Here’s the thing, yoga is a huge, all-encompassing topic and ahimsa (non-violence) is just one microcosm of the much, much larger picture. And the truth is, we could go on and on for years talking about each fundamental aspect of ahimsa because for a microcosm, it’s pretty huge itself. But, we don’t intend to become a broken record – though I know we’ll make our way back to this topic, so this is it; part 4 of a 4-part series about nonviolence:
To recap, we’ve discussed that ahimsa is the first rule of all things (a.k.a. be nice), we’ve talked about the fact that the kiddos in our lives can easily identify how to be nice and that we as adults seem to be a bit fuzzier on the subject, and we talked about the fact that being nice should be ingrained in our hearts. Maybe none of that resonated (another topic we’ll get to…) with you and you’re sitting there wondering ok, but what does being nice mean for me? That my friends is in fact a valid question and we’re going to get to it today. – Nerd alert: this is about to get scientific.

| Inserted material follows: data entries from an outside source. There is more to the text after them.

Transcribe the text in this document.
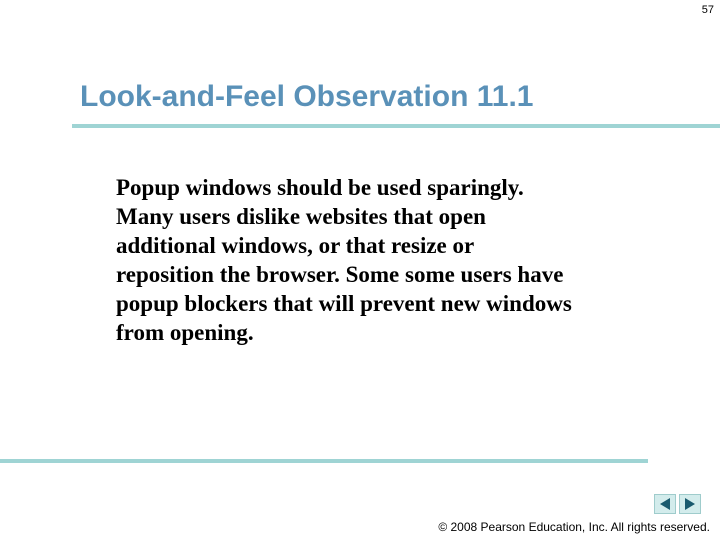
57
Look-and-Feel Observation 11.1
Popup windows should be used sparingly.
Many users dislike websites that open
additional windows, or that resize or
reposition the browser. Some some users have
popup blockers that will prevent new windows
from opening.
© 2008 Pearson Education, Inc. All rights reserved.
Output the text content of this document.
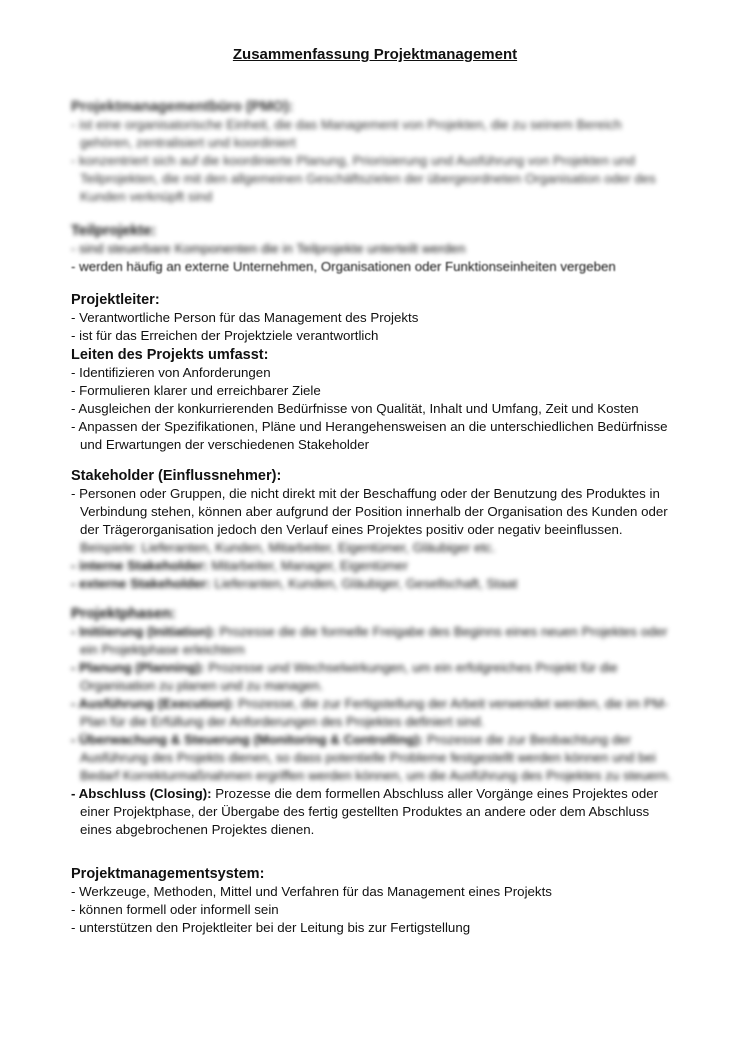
Zusammenfassung Projektmanagement

Projektmanagementbüro (PMO):

- ist eine organisatorische Einheit, die das Management von Projekten, die zu seinem Bereich gehören, zentralisiert und koordiniert

- konzentriert sich auf die koordinierte Planung, Priorisierung und Ausführung von Projekten und Teilprojekten, die mit den allgemeinen Geschäftszielen der übergeordneten Organisation oder des Kunden verknüpft sind

Teilprojekte:

- sind steuerbare Komponenten die in Teilprojekte unterteilt werden

- werden häufig an externe Unternehmen, Organisationen oder Funktionseinheiten vergeben

Projektleiter:

- Verantwortliche Person für das Management des Projekts

- ist für das Erreichen der Projektziele verantwortlich

Leiten des Projekts umfasst:

- Identifizieren von Anforderungen

- Formulieren klarer und erreichbarer Ziele

- Ausgleichen der konkurrierenden Bedürfnisse von Qualität, Inhalt und Umfang, Zeit und Kosten

- Anpassen der Spezifikationen, Pläne und Herangehensweisen an die unterschiedlichen Bedürfnisse und Erwartungen der verschiedenen Stakeholder

Stakeholder (Einflussnehmer):

- Personen oder Gruppen, die nicht direkt mit der Beschaffung oder der Benutzung des Produktes in Verbindung stehen, können aber aufgrund der Position innerhalb der Organisation des Kunden oder der Trägerorganisation jedoch den Verlauf eines Projektes positiv oder negativ beeinflussen.

Beispiele: Lieferanten, Kunden, Mitarbeiter, Eigentümer, Gläubiger etc.

- interne Stakeholder: Mitarbeiter, Manager, Eigentümer

- externe Stakeholder: Lieferanten, Kunden, Gläubiger, Gesellschaft, Staat

Projektphasen:

- Initiierung (Initiation): Prozesse die die formelle Freigabe des Beginns eines neuen Projektes oder ein Projektphase erleichtern

- Planung (Planning): Prozesse und Wechselwirkungen, um ein erfolgreiches Projekt für die Organisation zu planen und zu managen.

- Ausführung (Execution): Prozesse, die zur Fertigstellung der Arbeit verwendet werden, die im PM-Plan für die Erfüllung der Anforderungen des Projektes definiert sind.

- Überwachung & Steuerung (Monitoring & Controlling): Prozesse die zur Beobachtung der Ausführung des Projekts dienen, so dass potentielle Probleme festgestellt werden können und bei Bedarf Korrekturmaßnahmen ergriffen werden können, um die Ausführung des Projektes zu steuern.

- Abschluss (Closing): Prozesse die dem formellen Abschluss aller Vorgänge eines Projektes oder einer Projektphase, der Übergabe des fertig gestellten Produktes an andere oder dem Abschluss eines abgebrochenen Projektes dienen.

Projektmanagementsystem:

- Werkzeuge, Methoden, Mittel und Verfahren für das Management eines Projekts

- können formell oder informell sein

- unterstützen den Projektleiter bei der Leitung bis zur Fertigstellung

If you’ve peeked at our site, beyond our blog, you may have noticed that we love to learn! As a result, we’re happy to read and report back on available research about yoga. The good news as it relates to ahimsa, it has been scientifically proven that through practice we can build empathy and compassion, 2 vital components of ahimsa, in the brain. Let’s start by explaining why yoga is different than other exercises which may also help in brain functioning, yoga is not an exercise… Yes, there is clearly a physical aspect to yoga asana (posture) and guess what, it builds strength, increases flexibility, and has the ability to lower our heart-rate and blood pressure just like exercise does. And it’s a lifestyle.

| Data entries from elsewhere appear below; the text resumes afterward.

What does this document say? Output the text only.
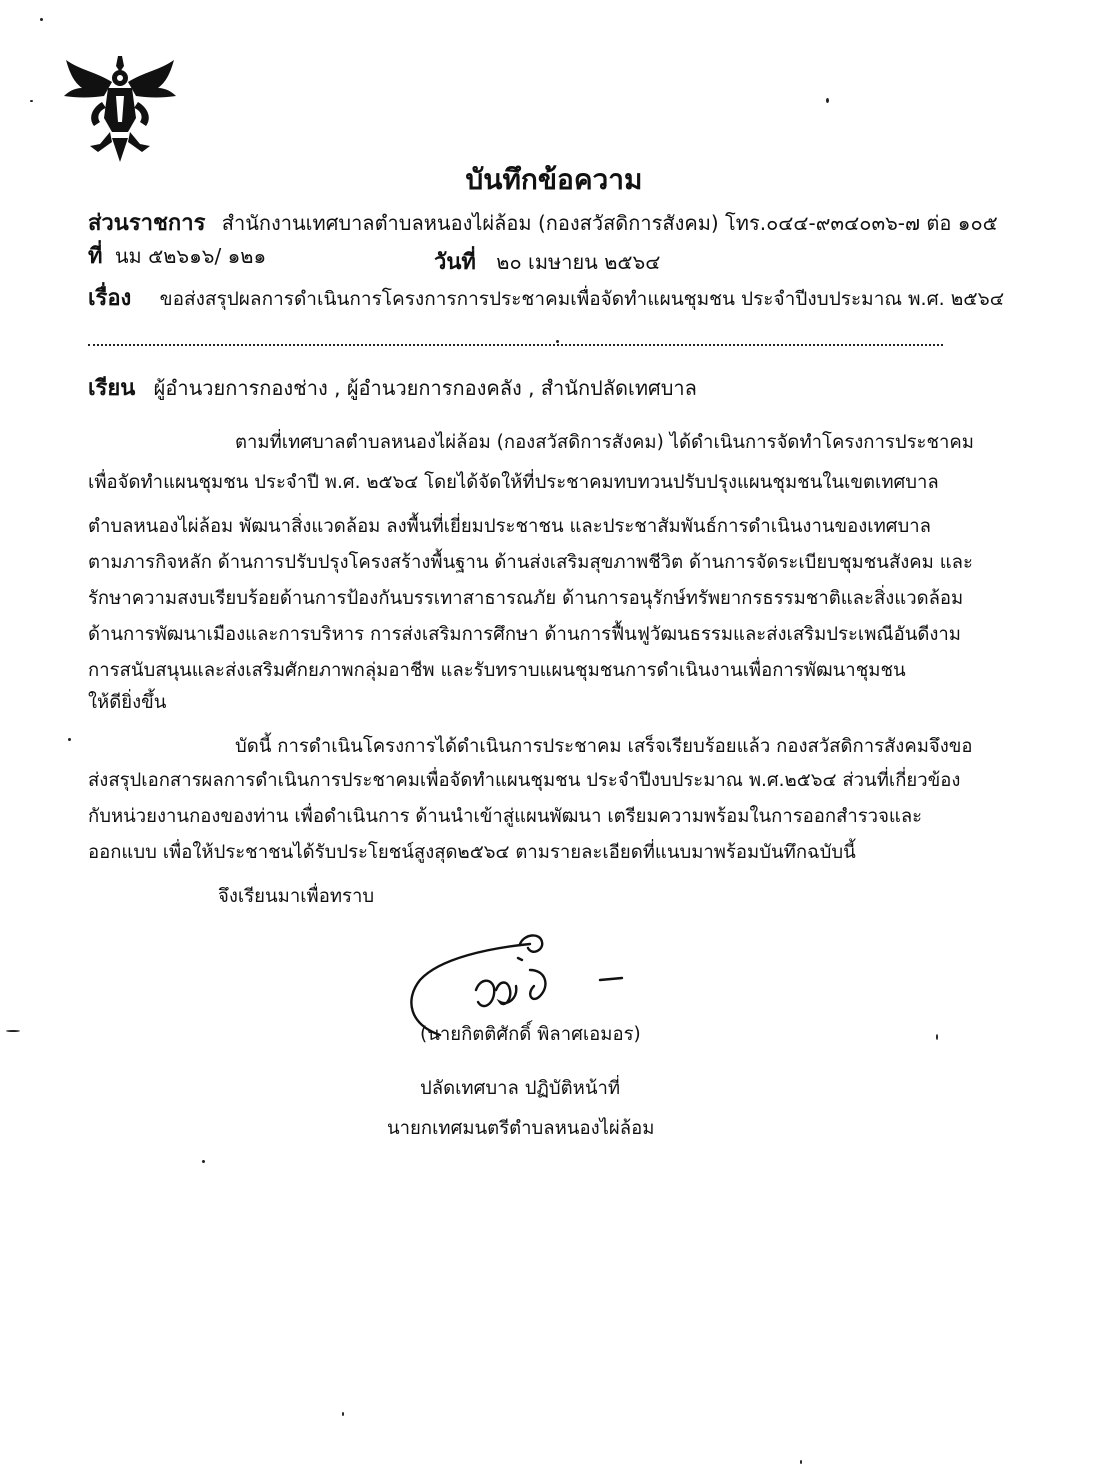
บันทึกข้อความ
ส่วนราชการ สำนักงานเทศบาลตำบลหนองไผ่ล้อม (กองสวัสดิการสังคม) โทร.๐๔๔-๙๓๔๐๓๖-๗ ต่อ ๑๐๕
ที่ นม ๕๒๖๑๖/ ๑๒๑	วันที่ ๒๐ เมษายน ๒๕๖๔
เรื่อง ขอส่งสรุปผลการดำเนินการโครงการการประชาคมเพื่อจัดทำแผนชุมชน ประจำปีงบประมาณ พ.ศ. ๒๕๖๔
เรียน ผู้อำนวยการกองช่าง , ผู้อำนวยการกองคลัง , สำนักปลัดเทศบาล
ตามที่เทศบาลตำบลหนองไผ่ล้อม (กองสวัสดิการสังคม) ได้ดำเนินการจัดทำโครงการประชาคม
เพื่อจัดทำแผนชุมชน ประจำปี พ.ศ. ๒๕๖๔ โดยได้จัดให้ที่ประชาคมทบทวนปรับปรุงแผนชุมชนในเขตเทศบาล
ตำบลหนองไผ่ล้อม พัฒนาสิ่งแวดล้อม ลงพื้นที่เยี่ยมประชาชน และประชาสัมพันธ์การดำเนินงานของเทศบาล
ตามภารกิจหลัก ด้านการปรับปรุงโครงสร้างพื้นฐาน ด้านส่งเสริมสุขภาพชีวิต ด้านการจัดระเบียบชุมชนสังคม และ
รักษาความสงบเรียบร้อยด้านการป้องกันบรรเทาสาธารณภัย ด้านการอนุรักษ์ทรัพยากรธรรมชาติและสิ่งแวดล้อม
ด้านการพัฒนาเมืองและการบริหาร การส่งเสริมการศึกษา ด้านการฟื้นฟูวัฒนธรรมและส่งเสริมประเพณีอันดีงาม
การสนับสนุนและส่งเสริมศักยภาพกลุ่มอาชีพ และรับทราบแผนชุมชนการดำเนินงานเพื่อการพัฒนาชุมชน
ให้ดียิ่งขึ้น
บัดนี้ การดำเนินโครงการได้ดำเนินการประชาคม เสร็จเรียบร้อยแล้ว กองสวัสดิการสังคมจึงขอ
ส่งสรุปเอกสารผลการดำเนินการประชาคมเพื่อจัดทำแผนชุมชน ประจำปีงบประมาณ พ.ศ.๒๕๖๔ ส่วนที่เกี่ยวข้อง
กับหน่วยงานกองของท่าน เพื่อดำเนินการ ด้านนำเข้าสู่แผนพัฒนา เตรียมความพร้อมในการออกสำรวจและ
ออกแบบ เพื่อให้ประชาชนได้รับประโยชน์สูงสุด๒๕๖๔ ตามรายละเอียดที่แนบมาพร้อมบันทึกฉบับนี้
จึงเรียนมาเพื่อทราบ
(นายกิตติศักดิ์ พิลาศเอมอร)
ปลัดเทศบาล ปฏิบัติหน้าที่
นายกเทศมนตรีตำบลหนองไผ่ล้อม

Meditation, pranayama (breath-work), and mantra (resolution), and yes even asana, help to change our mental and emotional bodies, too. And there is some evidence that different aspects of yoga change different parts of the brain: the physical work helps to build grey matter in the brain and meditation, pranayama, and mantra help to build grey matter in different parts of the brain, and/or in other ways than does physical exercise. Therefore, it would seem that if we practice yoga in multiple ways, we’re getting added benefits than had we just practiced one aspect of yoga or another type of physical exercise.
In fact, both The Washington Post and The New York Times have recently run pieces, and citing professional publication journal articles, regarding the positive changes of meditation on the brain. For instance, according to the study cited by the Post, a Harvard researcher found “thickening” in the walls of the left hippocampus (thought to be associated with “emotional regulation”) and the temporo parietal junction (“associated with perspective taking, empathy and compassion”). That thickening created means more, a higher capacity for both of those things!

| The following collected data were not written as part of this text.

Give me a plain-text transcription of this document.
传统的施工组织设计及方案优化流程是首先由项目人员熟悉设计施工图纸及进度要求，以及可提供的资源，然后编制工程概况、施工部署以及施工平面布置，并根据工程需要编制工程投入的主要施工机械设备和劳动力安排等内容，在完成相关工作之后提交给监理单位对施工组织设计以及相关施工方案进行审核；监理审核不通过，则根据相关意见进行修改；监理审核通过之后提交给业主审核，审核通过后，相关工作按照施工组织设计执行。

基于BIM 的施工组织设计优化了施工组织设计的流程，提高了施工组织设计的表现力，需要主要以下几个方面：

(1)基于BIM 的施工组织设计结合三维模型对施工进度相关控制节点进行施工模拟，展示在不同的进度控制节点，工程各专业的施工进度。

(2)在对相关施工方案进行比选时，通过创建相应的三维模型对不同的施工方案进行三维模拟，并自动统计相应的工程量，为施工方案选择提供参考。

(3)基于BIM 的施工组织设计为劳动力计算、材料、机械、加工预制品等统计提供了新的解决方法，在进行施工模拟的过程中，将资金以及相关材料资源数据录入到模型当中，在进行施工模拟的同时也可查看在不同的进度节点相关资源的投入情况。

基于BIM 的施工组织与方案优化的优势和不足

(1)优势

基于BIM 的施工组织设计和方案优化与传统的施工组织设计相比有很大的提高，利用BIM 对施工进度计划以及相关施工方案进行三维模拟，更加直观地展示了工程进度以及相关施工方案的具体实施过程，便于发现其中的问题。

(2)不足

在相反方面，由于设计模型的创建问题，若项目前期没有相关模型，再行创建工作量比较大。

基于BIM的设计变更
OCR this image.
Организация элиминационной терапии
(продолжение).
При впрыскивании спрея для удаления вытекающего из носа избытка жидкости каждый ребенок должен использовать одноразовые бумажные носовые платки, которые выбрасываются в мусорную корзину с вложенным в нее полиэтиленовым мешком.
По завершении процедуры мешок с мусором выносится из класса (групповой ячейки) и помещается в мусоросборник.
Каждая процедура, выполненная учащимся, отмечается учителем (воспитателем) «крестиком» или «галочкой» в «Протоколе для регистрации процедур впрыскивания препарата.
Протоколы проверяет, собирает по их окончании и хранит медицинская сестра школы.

It would seem, however, that all of the studies available regarding the benefits of yoga on the brain suggests that much more research is needed as a result of the fact that the research is still so new. But, if these researchers turn out to be right and yoga in all forms can truly make our brains not only better at regulating our emotions, but empathizing and being compassionate for other’s experiences, won’t we in fact be a kinder, gentler, less (non-)violent society? Start practicing, take a personal 30-day yoga challenge and how your physical, mental, and emotional bodies will be rewarded!